New ESPN.com boss to reduce opinion pieces, but increase video

When Rob King changed the design of ESPN.com’s home page July 27 — during his first week on the job as the site’s editor-in-chief — it looked like major changes were about to hit the sports world’s most popular Web destination.

But King, a former newspaperman who used to oversee ESPN’s NBA coverage, says the changes will be subtle, though regular visitors will notice them immediately.

One of his first orders of business is to kill the video that automatically plays whenever users visit the site’s home page, a change that could happen as early as late August. Eventually, users will be able to opt out of having that video play when visiting the site.

“We’ve all heard some expression of discomfort,” King said in his first extensive public comments since getting the site’s top editorial job. “We’re addressing it.”

King, who will be based in Bristol, Conn., also wants to rein in the number of opinion columns that exist on the site. Specifically, he says, he wants to avoid the situation that arose earlier this summer, when ESPN.com had several sometimes-conflicting reports about what was going to happen.

“It would have been a lot easier if Chris Ramsay, Tim Corrigan and I were talking more closely about who’s saying what and when they’re saying it,” said King, noting ESPN’s executives who oversee NBA coverage. “Can we get these guys on a conference call and figure it out?”

King wants his writers to think about how they are serving fans beyond writing what he calls “I-think-I-feel columns.”

“I looked at a lot of Web sites when the Michael Vick story broke, and they had an AP story with four people saying ‘I think, I feel,’” he said. “Isn’t it as important what the user thinks or feels? What are you doing to get that person closer to information that helps him or her figure out how they feel on this subject? … There’s only so much space for I-think-I-feel. After a while, it just becomes people yapping.”

King’s subtle changes have already begun.

King’s first big hiring move was convincing Howard Bryant to leave The Washington Post to become a senior writer for the site. He starts Aug. 20, writing columns and long-form narrative.

King also wants to give users more of a voice on ESPN.com, pointing to the “SportsCenter” Town Hall meeting ESPN did on Barry Bonds on July 25, which generated a lot of discussion on the Web site.

In addition, he wants to take a page from some of the blogs that typically rip ESPN by speaking with a specific voice and allowing users to post comments. He specifically mentioned Deadspin.com, which he says has a great connection with its readers.

“We’re still charged with treating serious stuff seriously, which I think [Deadspin Editor Will Leitch] is pretty much committed not to doing,” King said. “Will’s approach to the Michael Vick story will never be ESPN.com’s approach. It might be, in some way, Page 2’s. But we do try very hard to make sure that we have a range of approaches to these kinds of things.
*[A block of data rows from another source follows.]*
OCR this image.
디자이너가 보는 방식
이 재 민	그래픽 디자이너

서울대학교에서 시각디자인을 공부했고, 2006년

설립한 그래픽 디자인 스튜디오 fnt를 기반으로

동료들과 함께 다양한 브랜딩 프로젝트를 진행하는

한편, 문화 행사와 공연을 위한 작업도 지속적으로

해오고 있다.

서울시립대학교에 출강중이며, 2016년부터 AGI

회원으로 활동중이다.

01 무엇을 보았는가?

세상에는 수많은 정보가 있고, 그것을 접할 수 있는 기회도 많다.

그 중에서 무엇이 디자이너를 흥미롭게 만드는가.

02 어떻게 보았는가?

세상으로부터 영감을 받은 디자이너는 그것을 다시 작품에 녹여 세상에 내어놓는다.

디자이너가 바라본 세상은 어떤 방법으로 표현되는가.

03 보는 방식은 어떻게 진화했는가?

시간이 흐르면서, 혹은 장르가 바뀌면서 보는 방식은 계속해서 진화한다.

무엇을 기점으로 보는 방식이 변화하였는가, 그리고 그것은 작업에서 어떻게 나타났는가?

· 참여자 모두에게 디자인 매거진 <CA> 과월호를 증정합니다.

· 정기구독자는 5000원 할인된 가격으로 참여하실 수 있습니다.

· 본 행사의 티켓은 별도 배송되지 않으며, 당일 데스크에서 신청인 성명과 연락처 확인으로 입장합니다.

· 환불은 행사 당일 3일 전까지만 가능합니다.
Fans get to tell us whether we’re successful or not.”

In general, sports Web sites have been trying to figure out the best way to create social-networking and user-generated portions of their sites, but none has been really successful, so far, said Chris Russo, the former head of the NFL’s interactive business who now is CEO of Fantasy Sports Ventures and an online consultant.
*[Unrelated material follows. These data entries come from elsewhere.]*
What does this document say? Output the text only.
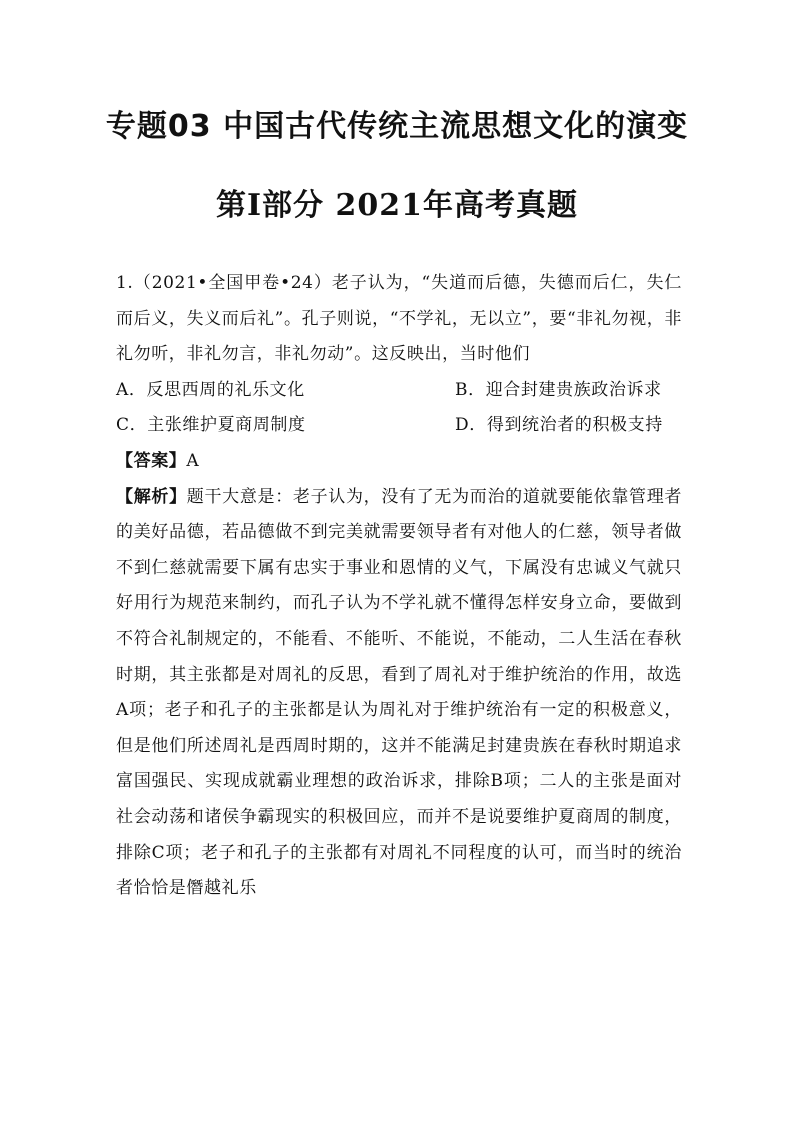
专题03 中国古代传统主流思想文化的演变
第Ⅰ部分 2021年高考真题

1.（2021•全国甲卷•24）老子认为，“失道而后德，失德而后仁，失仁而后义，失义而后礼”。孔子则说，“不学礼，无以立”，要“非礼勿视，非礼勿听，非礼勿言，非礼勿动”。这反映出，当时他们

A．反思西周的礼乐文化	B．迎合封建贵族政治诉求
C．主张维护夏商周制度	D．得到统治者的积极支持

【答案】A

【解析】题干大意是：老子认为，没有了无为而治的道就要能依靠管理者的美好品德，若品德做不到完美就需要领导者有对他人的仁慈，领导者做不到仁慈就需要下属有忠实于事业和恩情的义气，下属没有忠诚义气就只好用行为规范来制约，而孔子认为不学礼就不懂得怎样安身立命，要做到不符合礼制规定的，不能看、不能听、不能说，不能动，二人生活在春秋时期，其主张都是对周礼的反思，看到了周礼对于维护统治的作用，故选A项；老子和孔子的主张都是认为周礼对于维护统治有一定的积极意义，但是他们所述周礼是西周时期的，这并不能满足封建贵族在春秋时期追求富国强民、实现成就霸业理想的政治诉求，排除B项；二人的主张是面对社会动荡和诸侯争霸现实的积极回应，而并不是说要维护夏商周的制度，排除C项；老子和孔子的主张都有对周礼不同程度的认可，而当时的统治者恰恰是僭越礼乐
“Sports sites have not completely cracked the code yet,” Russo said. “Sports sites have been successful with fantasy sports, which is a community of 12 because it’s a community of your league. They’ve been less successful at creating pure social networks.”
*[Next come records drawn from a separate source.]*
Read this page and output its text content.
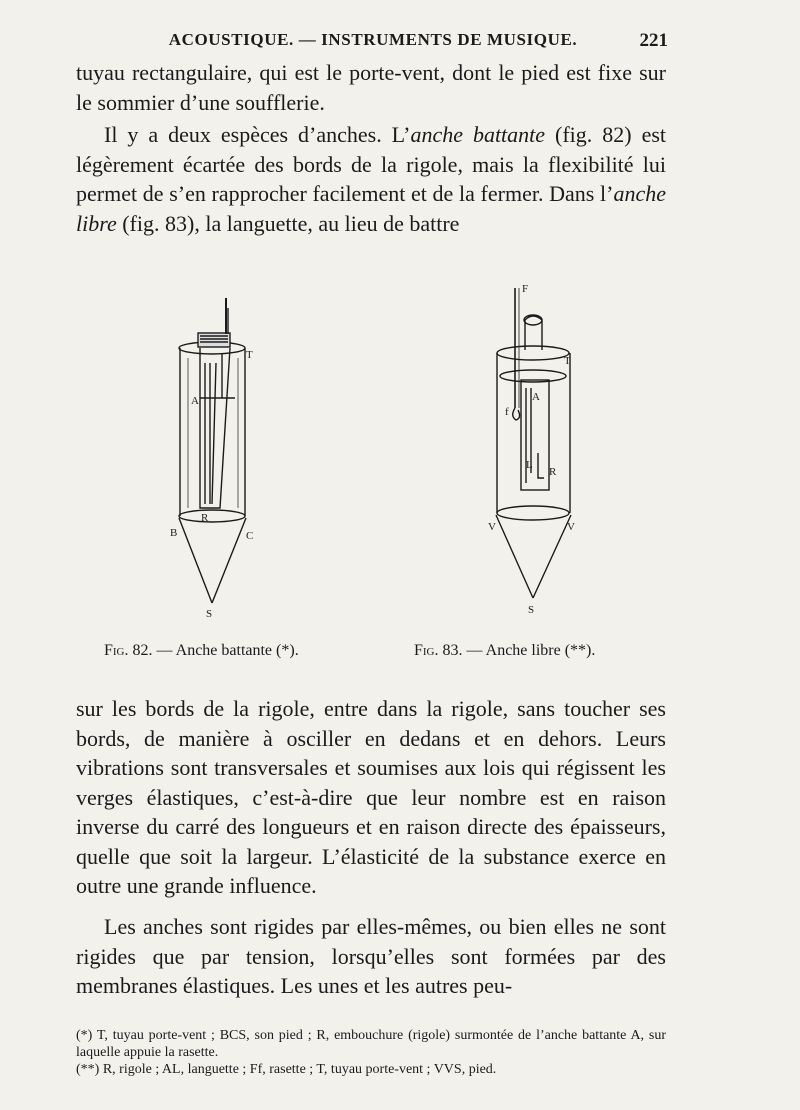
ACOUSTIQUE. — INSTRUMENTS DE MUSIQUE.	221

tuyau rectangulaire, qui est le porte-vent, dont le pied est fixe sur le sommier d’une soufflerie.

Il y a deux espèces d’anches. L’anche battante (fig. 82) est légèrement écartée des bords de la rigole, mais la flexibilité lui permet de s’en rapprocher facilement et de la fermer. Dans l’anche libre (fig. 83), la languette, au lieu de battre

T
A
R
B	C
S
F
f
T
A
L
R
V	V
S
Fig. 82. — Anche battante (*).	Fig. 83. — Anche libre (**).

sur les bords de la rigole, entre dans la rigole, sans toucher ses bords, de manière à osciller en dedans et en dehors. Leurs vibrations sont transversales et soumises aux lois qui régissent les verges élastiques, c’est-à-dire que leur nombre est en raison inverse du carré des longueurs et en raison directe des épaisseurs, quelle que soit la largeur. L’élasticité de la substance exerce en outre une grande influence.

Les anches sont rigides par elles-mêmes, ou bien elles ne sont rigides que par tension, lorsqu’elles sont formées par des membranes élastiques. Les unes et les autres peu-

(*) T, tuyau porte-vent ; BCS, son pied ; R, embouchure (rigole) surmontée de l’anche battante A, sur laquelle appuie la rasette.
(**) R, rigole ; AL, languette ; Ff, rasette ; T, tuyau porte-vent ; VVS, pied.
One area of ESPN.com that gets a lot of public complaints, the Insider pay area, will move away from having talking heads comment on the news of the day. Calling Insider material “hit or miss” to date, King said he wants Insider to have a blend of advice for fantasy teams, commentary and an area that allows athletes’ voices to be better heard.

Despite the move to eliminate the automatically launching video, ESPN.com does plan to offer more video overall. King said he wants the site to become a destination for people looking for live news. He described one day last month as a “red-letter day,” when ESPN.com streamed NBA Commissioner David Stern’s press conference about the Tim Donaghy scandal live in the morning and had live video with Michael Vick in the afternoon.

“It’s a service to fans if you can’t be in front of the television as it happens,” he said. “We’re going to make it easier for our fans to understand what video is where, how they can access it, how they can enjoy it and how they can place it in their lives.”